Now’s a good time for general counsel to be reviewing their company’s compensation policy because a rule on mandatory clawbacks from the Securities and Exchange Commission is taking effect next year, Amy Knieriem of Mercer said in a webcast hosted by the consulting firm.
Companies have several months at least to comply with the clawback rule but there are steps general counsel should be taking now to be ready.
For several years companies have been putting in place their own clawback policies, but the SEC rule is quite a bit different than most of these.
For starters, many clawback policies are limited to cases in which the CEO or other executive is involved in fraud or some other kind of misconduct, but the SEC requires a clawback even if there’s no misconduct involved.
If the company simply makes an accounting mistake that requires a restatement, any incentive-based pay that’s tied to the incorrect amount has to be returned.
“You need to educate your officers, because they need to be aware their pay may be clawed back,” Knieriem said.
Importantly, the SEC requires clawbacks for what’s known as Little r restatements, not just Big R restatements, which is typically the case in company policies.
Little r restatements are those that affect current reporting periods while Big R restatements are those that affect past financials, a much more disruptive change.

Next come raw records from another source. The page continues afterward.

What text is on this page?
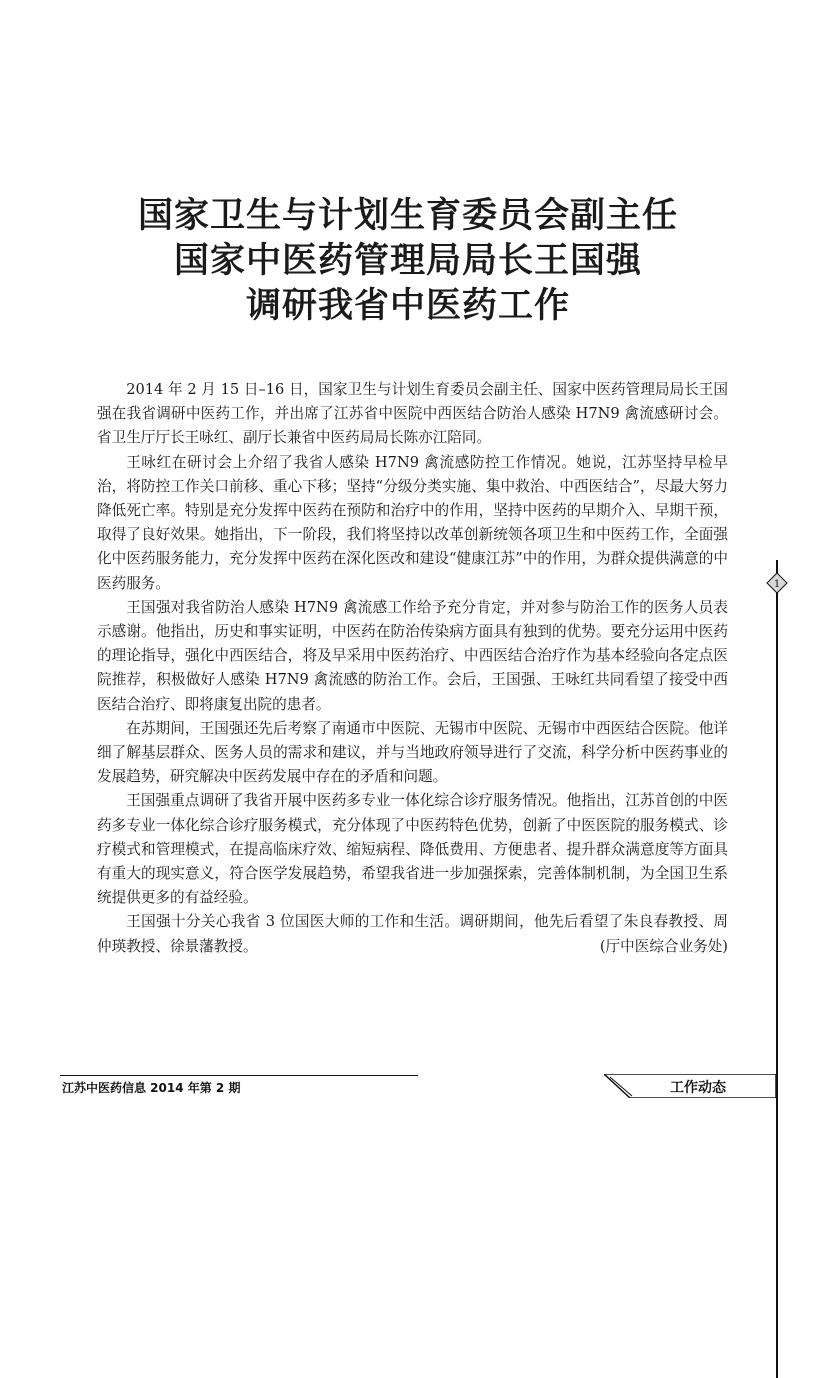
国家卫生与计划生育委员会副主任
国家中医药管理局局长王国强
调研我省中医药工作

2014 年 2 月 15 日–16 日，国家卫生与计划生育委员会副主任、国家中医药管理局局长王国强在我省调研中医药工作，并出席了江苏省中医院中西医结合防治人感染 H7N9 禽流感研讨会。省卫生厅厅长王咏红、副厅长兼省中医药局局长陈亦江陪同。

王咏红在研讨会上介绍了我省人感染 H7N9 禽流感防控工作情况。她说，江苏坚持早检早治，将防控工作关口前移、重心下移；坚持“分级分类实施、集中救治、中西医结合”，尽最大努力降低死亡率。特别是充分发挥中医药在预防和治疗中的作用，坚持中医药的早期介入、早期干预，取得了良好效果。她指出，下一阶段，我们将坚持以改革创新统领各项卫生和中医药工作，全面强化中医药服务能力，充分发挥中医药在深化医改和建设“健康江苏”中的作用，为群众提供满意的中医药服务。

王国强对我省防治人感染 H7N9 禽流感工作给予充分肯定，并对参与防治工作的医务人员表示感谢。他指出，历史和事实证明，中医药在防治传染病方面具有独到的优势。要充分运用中医药的理论指导，强化中西医结合，将及早采用中医药治疗、中西医结合治疗作为基本经验向各定点医院推荐，积极做好人感染 H7N9 禽流感的防治工作。会后，王国强、王咏红共同看望了接受中西医结合治疗、即将康复出院的患者。

在苏期间，王国强还先后考察了南通市中医院、无锡市中医院、无锡市中西医结合医院。他详细了解基层群众、医务人员的需求和建议，并与当地政府领导进行了交流，科学分析中医药事业的发展趋势，研究解决中医药发展中存在的矛盾和问题。

王国强重点调研了我省开展中医药多专业一体化综合诊疗服务情况。他指出，江苏首创的中医药多专业一体化综合诊疗服务模式，充分体现了中医药特色优势，创新了中医医院的服务模式、诊疗模式和管理模式，在提高临床疗效、缩短病程、降低费用、方便患者、提升群众满意度等方面具有重大的现实意义，符合医学发展趋势，希望我省进一步加强探索，完善体制机制，为全国卫生系统提供更多的有益经验。

王国强十分关心我省 3 位国医大师的工作和生活。调研期间，他先后看望了朱良春教授、周仲瑛教授、徐景藩教授。	(厅中医综合业务处)

1
江苏中医药信息 2014 年第 2 期	工作动态
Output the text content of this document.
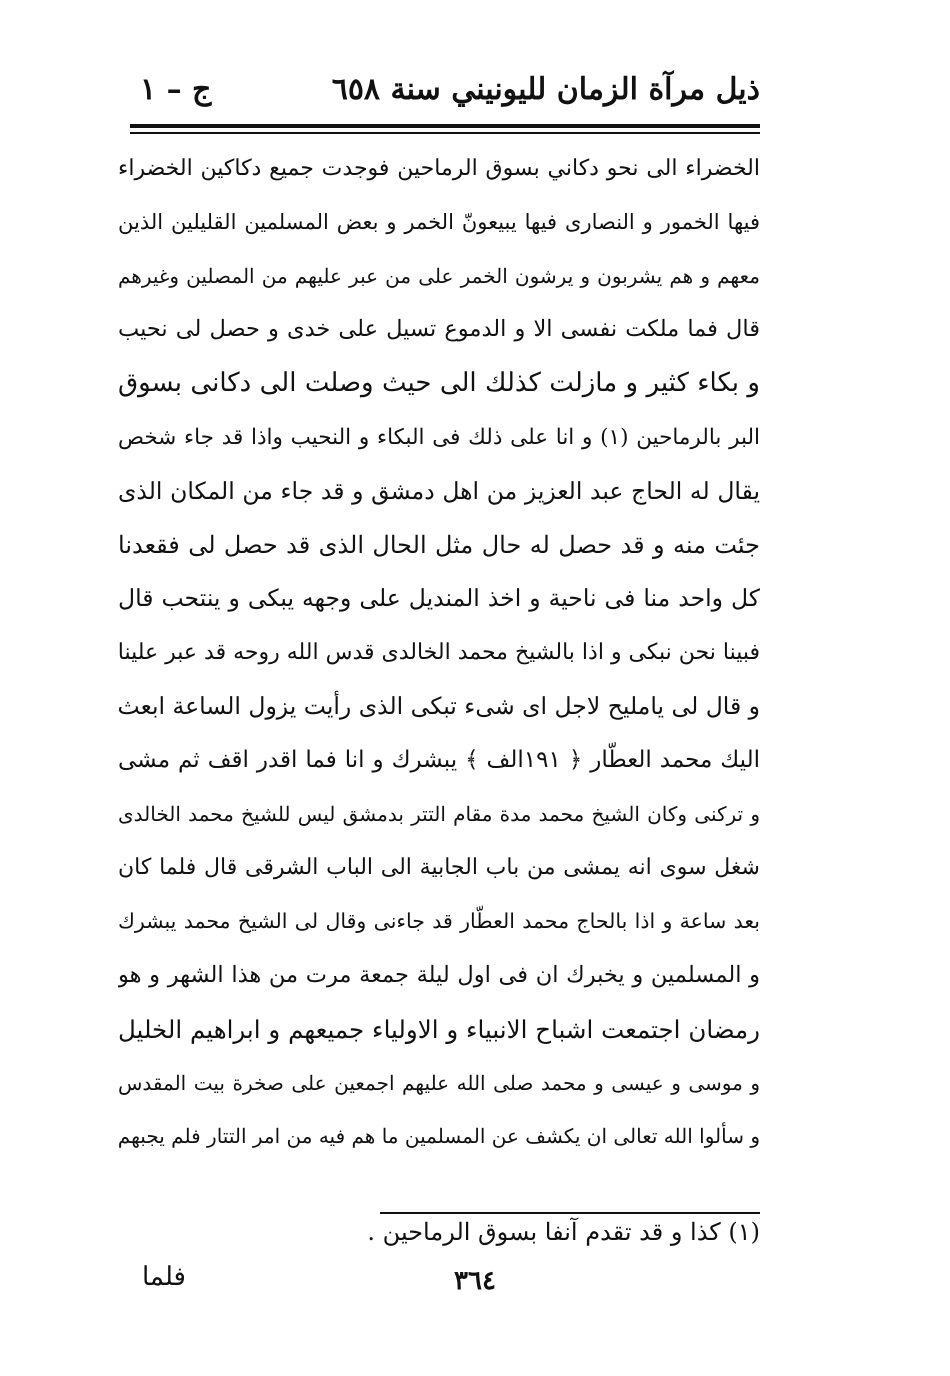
ذيل مرآة الزمان لليونيني سنة ٦٥٨
ج – ١
الخضراء الى نحو دكاني بسوق الرماحين فوجدت جميع دكاكين الخضراء
فيها الخمور و النصارى فيها يبيعونّ الخمر و بعض المسلمين القليلين الذين
معهم و هم يشربون و يرشون الخمر على من عبر عليهم من المصلين وغيرهم
قال فما ملكت نفسى الا و الدموع تسيل على خدى و حصل لى نحيب
و بكاء كثير و مازلت كذلك الى حيث وصلت الى دكانى بسوق
البر بالرماحين (١) و انا على ذلك فى البكاء و النحيب واذا قد جاء شخص
يقال له الحاج عبد العزيز من اهل دمشق و قد جاء من المكان الذى
جئت منه و قد حصل له حال مثل الحال الذى قد حصل لى فقعدنا
كل واحد منا فى ناحية و اخذ المنديل على وجهه يبكى و ينتحب قال
فبينا نحن نبكى و اذا بالشيخ محمد الخالدى قدس الله روحه قد عبر علينا
و قال لى يامليح لاجل اى شىء تبكى الذى رأيت يزول الساعة ابعث
اليك محمد العطّار ﴿ ١٩١الف ﴾ يبشرك و انا فما اقدر اقف ثم مشى
و تركنى وكان الشيخ محمد مدة مقام التتر بدمشق ليس للشيخ محمد الخالدى
شغل سوى انه يمشى من باب الجابية الى الباب الشرقى قال فلما كان
بعد ساعة و اذا بالحاج محمد العطّار قد جاءنى وقال لى الشيخ محمد يبشرك
و المسلمين و يخبرك ان فى اول ليلة جمعة مرت من هذا الشهر و هو
رمضان اجتمعت اشباح الانبياء و الاولياء جميعهم و ابراهيم الخليل
و موسى و عيسى و محمد صلى الله عليهم اجمعين على صخرة بيت المقدس
و سألوا الله تعالى ان يكشف عن المسلمين ما هم فيه من امر التتار فلم يجبهم
(١) كذا و قد تقدم آنفا بسوق الرماحين .
٣٦٤
فلما
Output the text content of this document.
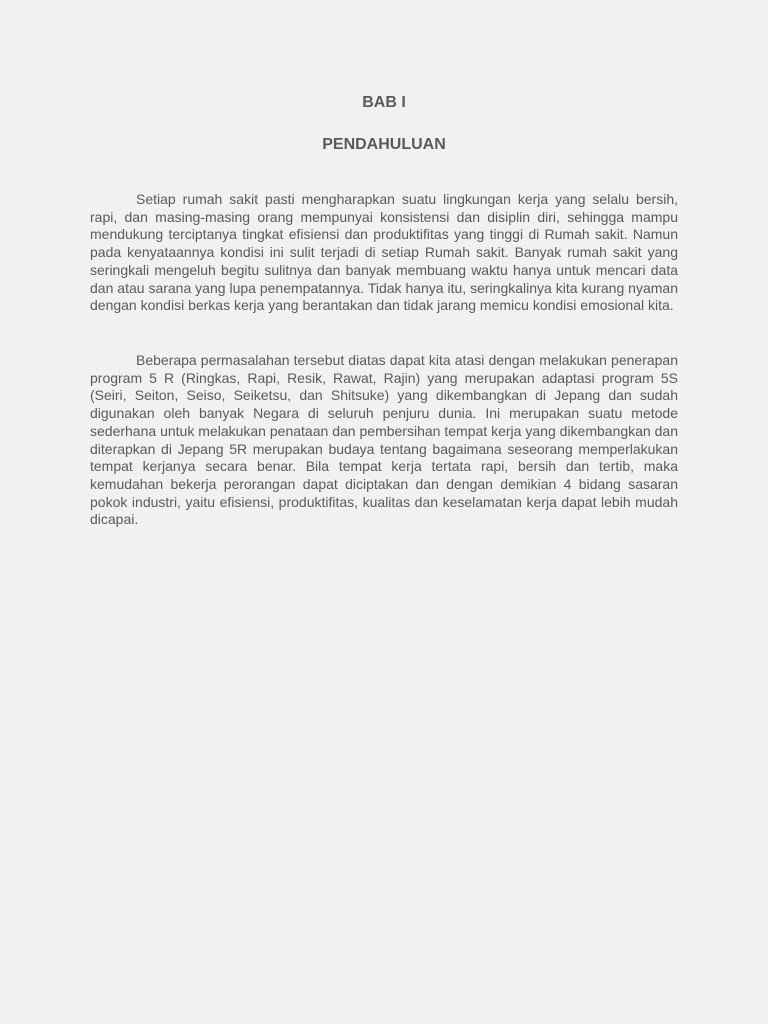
BAB I
PENDAHULUAN

Setiap rumah sakit pasti mengharapkan suatu lingkungan kerja yang selalu bersih, rapi, dan masing-masing orang mempunyai konsistensi dan disiplin diri, sehingga mampu mendukung terciptanya tingkat efisiensi dan produktifitas yang tinggi di Rumah sakit. Namun pada kenyataannya kondisi ini sulit terjadi di setiap Rumah sakit. Banyak rumah sakit yang seringkali mengeluh begitu sulitnya dan banyak membuang waktu hanya untuk mencari data dan atau sarana yang lupa penempatannya. Tidak hanya itu, seringkalinya kita kurang nyaman dengan kondisi berkas kerja yang berantakan dan tidak jarang memicu kondisi emosional kita.

Beberapa permasalahan tersebut diatas dapat kita atasi dengan melakukan penerapan program 5 R (Ringkas, Rapi, Resik, Rawat, Rajin) yang merupakan adaptasi program 5S (Seiri, Seiton, Seiso, Seiketsu, dan Shitsuke) yang dikembangkan di Jepang dan sudah digunakan oleh banyak Negara di seluruh penjuru dunia. Ini merupakan suatu metode sederhana untuk melakukan penataan dan pembersihan tempat kerja yang dikembangkan dan diterapkan di Jepang 5R merupakan budaya tentang bagaimana seseorang memperlakukan tempat kerjanya secara benar. Bila tempat kerja tertata rapi, bersih dan tertib, maka kemudahan bekerja perorangan dapat diciptakan dan dengan demikian 4 bidang sasaran pokok industri, yaitu efisiensi, produktifitas, kualitas dan keselamatan kerja dapat lebih mudah dicapai.
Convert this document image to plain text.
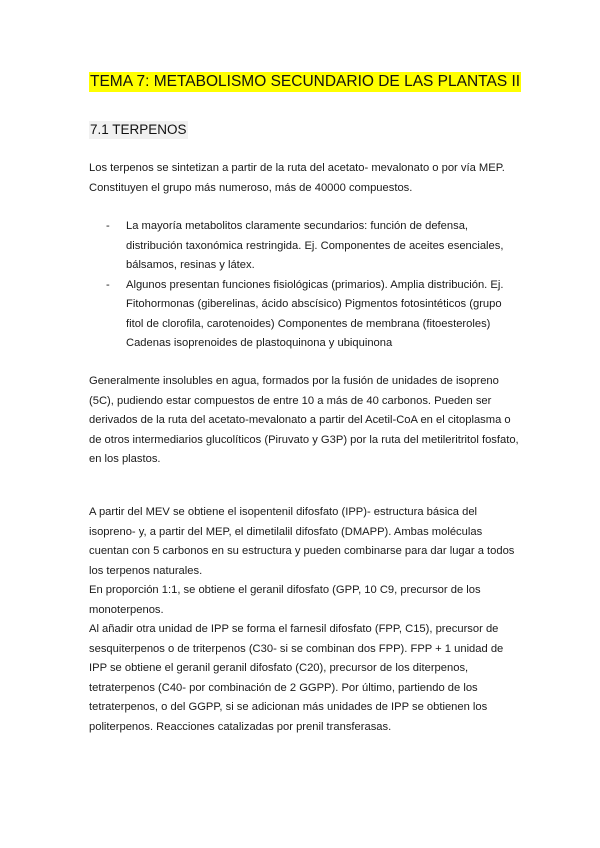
TEMA 7: METABOLISMO SECUNDARIO DE LAS PLANTAS II
7.1 TERPENOS
Los terpenos se sintetizan a partir de la ruta del acetato- mevalonato o por vía MEP.
Constituyen el grupo más numeroso, más de 40000 compuestos.
- La mayoría metabolitos claramente secundarios: función de defensa,
distribución taxonómica restringida. Ej. Componentes de aceites esenciales,
bálsamos, resinas y látex.
- Algunos presentan funciones fisiológicas (primarios). Amplia distribución. Ej.
Fitohormonas (giberelinas, ácido abscísico) Pigmentos fotosintéticos (grupo
fitol de clorofila, carotenoides) Componentes de membrana (fitoesteroles)
Cadenas isoprenoides de plastoquinona y ubiquinona
Generalmente insolubles en agua, formados por la fusión de unidades de isopreno
(5C), pudiendo estar compuestos de entre 10 a más de 40 carbonos. Pueden ser
derivados de la ruta del acetato-mevalonato a partir del Acetil-CoA en el citoplasma o
de otros intermediarios glucolíticos (Piruvato y G3P) por la ruta del metileritritol fosfato,
en los plastos.
A partir del MEV se obtiene el isopentenil difosfato (IPP)- estructura básica del
isopreno- y, a partir del MEP, el dimetilalil difosfato (DMAPP). Ambas moléculas
cuentan con 5 carbonos en su estructura y pueden combinarse para dar lugar a todos
los terpenos naturales.
En proporción 1:1, se obtiene el geranil difosfato (GPP, 10 C9, precursor de los
monoterpenos.
Al añadir otra unidad de IPP se forma el farnesil difosfato (FPP, C15), precursor de
sesquiterpenos o de triterpenos (C30- si se combinan dos FPP). FPP + 1 unidad de
IPP se obtiene el geranil geranil difosfato (C20), precursor de los diterpenos,
tetraterpenos (C40- por combinación de 2 GGPP). Por último, partiendo de los
tetraterpenos, o del GGPP, si se adicionan más unidades de IPP se obtienen los
politerpenos. Reacciones catalizadas por prenil transferasas.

What’s more, the typical company policy applies to a narrow group of executives, usually the CEO and CFO, but the SEC rule broadens that to include executives who don’t necessarily have anything to do with preparing financials. Even former executives can be on the hook for returning money. That means the company needs to have a way to find top people who were part of the team when problem-ridden past financials were released.
The other big difference is the role of the board. Directors aren’t going to have much discretion in deciding whether to go after an executive’s compensation; the SEC rule largely takes that decision away from them.
Policy review
General counsel should be reviewing their company’s policy to see how it aligns with the SEC rule and make sure it gets changed as needed. GCs should also look at company bylaws and compensation plans to make sure there’s nothing in them that prohibits compensation recovery.
There are other assessments that need to be done, including on the tax side, since there are tax implications to compensation recovery.
On a practical matter, the company needs to have a way to find former executives in case it needs to go after them for past compensation, although the rule includes some leeway on this point. If the cost of recovering the money from former executives exceeds the amount the company would get back, the company can let the SEC know that to get that requirement waived.
The SEC is still waiting for stock exchanges to come out with their own clawback rules. Nasdaq, the New York Stock Exchange and others are required to modify their standards to make clawbacks mandatory for any company that lists on their exchange. Once the exchanges come out with their changes, the SEC has to approve them. Then the exchanges have a year to put their new listing standards in effect.
Once the standards are in effect, companies will be under the gun to comply; if a company doesn’t have a policy that meets all of the SEC’s requirements, the exchanges must delist it.
“That’s a pretty draconian consequence,” she said.